Detection plots provide a lot of information. However, the default plots printed in the reports may be to small to analyse, or perhaps you would like to edit them to use in a presentation or paper. plotDetections() is the function you are looking for.

# Assuming you saved the output of an actel analysis as 'results',
# you can then plot the detections for single individuals. Imagine
# you want to see tag 'R64K-1995'. You can run:
plotDetections(results, tag = "R64K-1995")

# plotMoves comes with some additional personalisation arguments,
# such as title, or array.alias. array.alias allows you to replace
# default name of an array with a name of your choosing, e.g.:
plotDetections(results, tag = "R64K-1995", array.alias = c("River1" = "My_first_array"))

# additionally, if you give the same name to multiple arrays, they
# will be combined automatically! e.g.:
plotDetections(results, tag = "R64K-1995", array.alias = c("River1" = "River", "River2" = "River"))

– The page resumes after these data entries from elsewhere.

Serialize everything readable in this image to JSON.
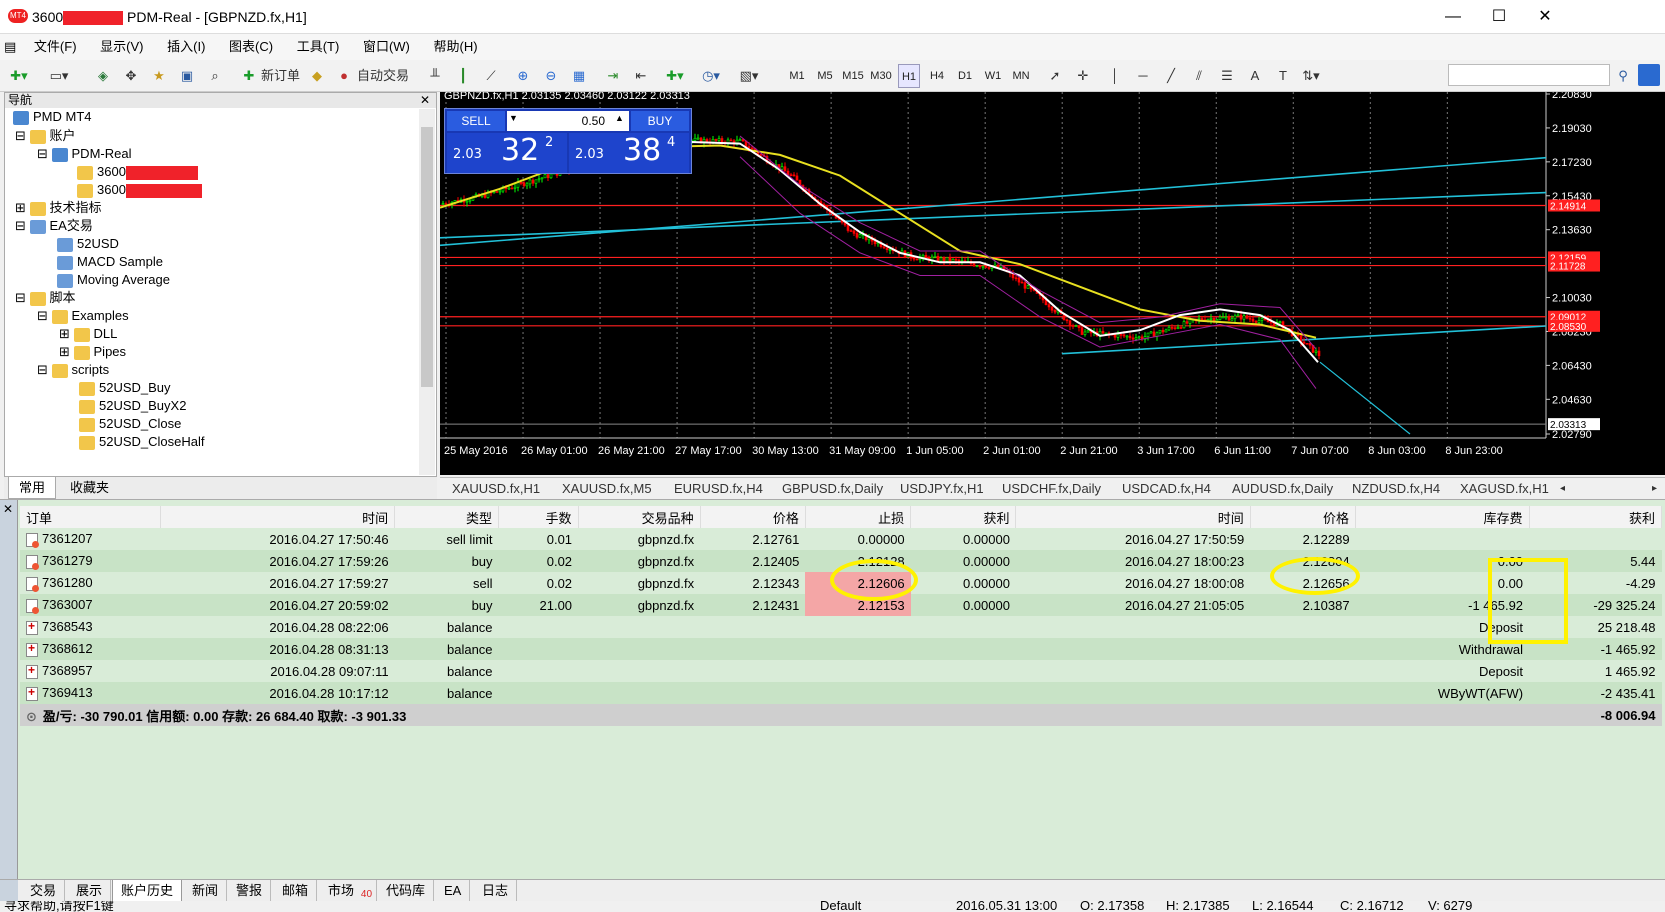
{
  "window": {
    "title_prefix": "3600",
    "title_suffix": "PDM-Real - [GBPNZD.fx,H1]",
    "app_icon": "MT4",
    "minimize": "—",
    "maximize": "☐",
    "close": "✕"
  },
  "menu": [
    "文件(F)",
    "显示(V)",
    "插入(I)",
    "图表(C)",
    "工具(T)",
    "窗口(W)",
    "帮助(H)"
  ],
  "toolbar": {
    "new_order": "新订单",
    "auto_trade": "自动交易",
    "timeframes": [
      "M1",
      "M5",
      "M15",
      "M30",
      "H1",
      "H4",
      "D1",
      "W1",
      "MN"
    ]
  },
  "navigator": {
    "title": "导航",
    "close": "✕",
    "items": [
      {
        "label": "PMD MT4"
      },
      {
        "label": "账户"
      },
      {
        "label": "PDM-Real"
      },
      {
        "label": "3600"
      },
      {
        "label": "3600"
      },
      {
        "label": "技术指标"
      },
      {
        "label": "EA交易"
      },
      {
        "label": "52USD"
      },
      {
        "label": "MACD Sample"
      },
      {
        "label": "Moving Average"
      },
      {
        "label": "脚本"
      },
      {
        "label": "Examples"
      },
      {
        "label": "DLL"
      },
      {
        "label": "Pipes"
      },
      {
        "label": "scripts"
      },
      {
        "label": "52USD_Buy"
      },
      {
        "label": "52USD_BuyX2"
      },
      {
        "label": "52USD_Close"
      },
      {
        "label": "52USD_CloseHalf"
      }
    ],
    "tabs": [
      "常用",
      "收藏夹"
    ]
  },
  "chart": {
    "header": "GBPNZD.fx,H1  2.03135 2.03460 2.03122 2.03313",
    "sell_label": "SELL",
    "buy_label": "BUY",
    "lot": "0.50",
    "sell_price_prefix": "2.03",
    "sell_price_big": "32",
    "sell_price_sup": "2",
    "buy_price_prefix": "2.03",
    "buy_price_big": "38",
    "buy_price_sup": "4",
    "price_axis": [
      "2.20830",
      "2.19030",
      "2.17230",
      "2.15430",
      "2.13630",
      "2.10030",
      "2.08230",
      "2.06430",
      "2.04630",
      "2.02790"
    ],
    "price_tags": [
      "2.14914",
      "2.12159",
      "2.11728",
      "2.09012",
      "2.08530",
      "2.03313"
    ],
    "time_axis": [
      "25 May 2016",
      "26 May 01:00",
      "26 May 21:00",
      "27 May 17:00",
      "30 May 13:00",
      "31 May 09:00",
      "1 Jun 05:00",
      "2 Jun 01:00",
      "2 Jun 21:00",
      "3 Jun 17:00",
      "6 Jun 11:00",
      "7 Jun 07:00",
      "8 Jun 03:00",
      "8 Jun 23:00"
    ],
    "colors": {
      "bg": "#000000",
      "up": "#00ff00",
      "down": "#ff0000",
      "ma_fast": "#ffffff",
      "ma_slow": "#e8e020",
      "trend": "#22c0d8",
      "levels": "#ff2020"
    }
  },
  "chart_tabs": [
    "XAUUSD.fx,H1",
    "XAUUSD.fx,M5",
    "EURUSD.fx,H4",
    "GBPUSD.fx,Daily",
    "USDJPY.fx,H1",
    "USDCHF.fx,Daily",
    "USDCAD.fx,H4",
    "AUDUSD.fx,Daily",
    "NZDUSD.fx,H4",
    "XAGUSD.fx,H1"
  ],
  "history": {
    "columns": [
      "订单",
      "时间",
      "类型",
      "手数",
      "交易品种",
      "价格",
      "止损",
      "获利",
      "时间",
      "价格",
      "库存费",
      "获利"
    ],
    "rows": [
      {
        "order": "7361207",
        "open_time": "2016.04.27 17:50:46",
        "type": "sell limit",
        "lots": "0.01",
        "symbol": "gbpnzd.fx",
        "price": "2.12761",
        "sl": "0.00000",
        "tp": "0.00000",
        "close_time": "2016.04.27 17:50:59",
        "close_price": "2.12289",
        "swap": "",
        "profit": ""
      },
      {
        "order": "7361279",
        "open_time": "2016.04.27 17:59:26",
        "type": "buy",
        "lots": "0.02",
        "symbol": "gbpnzd.fx",
        "price": "2.12405",
        "sl": "2.12128",
        "tp": "0.00000",
        "close_time": "2016.04.27 18:00:23",
        "close_price": "2.12804",
        "swap": "0.00",
        "profit": "5.44"
      },
      {
        "order": "7361280",
        "open_time": "2016.04.27 17:59:27",
        "type": "sell",
        "lots": "0.02",
        "symbol": "gbpnzd.fx",
        "price": "2.12343",
        "sl": "2.12606",
        "tp": "0.00000",
        "close_time": "2016.04.27 18:00:08",
        "close_price": "2.12656",
        "swap": "0.00",
        "profit": "-4.29"
      },
      {
        "order": "7363007",
        "open_time": "2016.04.27 20:59:02",
        "type": "buy",
        "lots": "21.00",
        "symbol": "gbpnzd.fx",
        "price": "2.12431",
        "sl": "2.12153",
        "tp": "0.00000",
        "close_time": "2016.04.27 21:05:05",
        "close_price": "2.10387",
        "swap": "-1 465.92",
        "profit": "-29 325.24"
      },
      {
        "order": "7368543",
        "open_time": "2016.04.28 08:22:06",
        "type": "balance",
        "lots": "",
        "symbol": "",
        "price": "",
        "sl": "",
        "tp": "",
        "close_time": "",
        "close_price": "",
        "swap": "Deposit",
        "profit": "25 218.48"
      },
      {
        "order": "7368612",
        "open_time": "2016.04.28 08:31:13",
        "type": "balance",
        "lots": "",
        "symbol": "",
        "price": "",
        "sl": "",
        "tp": "",
        "close_time": "",
        "close_price": "",
        "swap": "Withdrawal",
        "profit": "-1 465.92"
      },
      {
        "order": "7368957",
        "open_time": "2016.04.28 09:07:11",
        "type": "balance",
        "lots": "",
        "symbol": "",
        "price": "",
        "sl": "",
        "tp": "",
        "close_time": "",
        "close_price": "",
        "swap": "Deposit",
        "profit": "1 465.92"
      },
      {
        "order": "7369413",
        "open_time": "2016.04.28 10:17:12",
        "type": "balance",
        "lots": "",
        "symbol": "",
        "price": "",
        "sl": "",
        "tp": "",
        "close_time": "",
        "close_price": "",
        "swap": "WByWT(AFW)",
        "profit": "-2 435.41"
      }
    ],
    "summary": "盈/亏: -30 790.01  信用额: 0.00  存款: 26 684.40  取款: -3 901.33",
    "summary_total": "-8 006.94"
  },
  "terminal_tabs": [
    "交易",
    "展示",
    "账户历史",
    "新闻",
    "警报",
    "邮箱",
    "市场",
    "代码库",
    "EA",
    "日志"
  ],
  "market_badge": "40",
  "status": {
    "help": "寻求帮助,请按F1键",
    "profile": "Default",
    "datetime": "2016.05.31 13:00",
    "open": "O: 2.17358",
    "high": "H: 2.17385",
    "low": "L: 2.16544",
    "close": "C: 2.16712",
    "volume": "V: 6279"
  }
}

# You can find all the details about plotDetections arguments by running
?plotDetections

# plotDetections returns a ggplot object, which means you can edit it further!
# Very simple example:
library(ggplot2)
p <- plotDetections(results, tag = "R64K-1995")
p <- p + xlab("changing the label after running plotDetections is possible!")
p

# Of course, you can also save your new plots using ggsave.

Plotting sensor data for individual tags

When your tags have sensor data, these data will be automatically plotted in the report (just like the detections). However, similarly to plotDetections(), you can use plotSensors() to plot the sensor data for a specific tag.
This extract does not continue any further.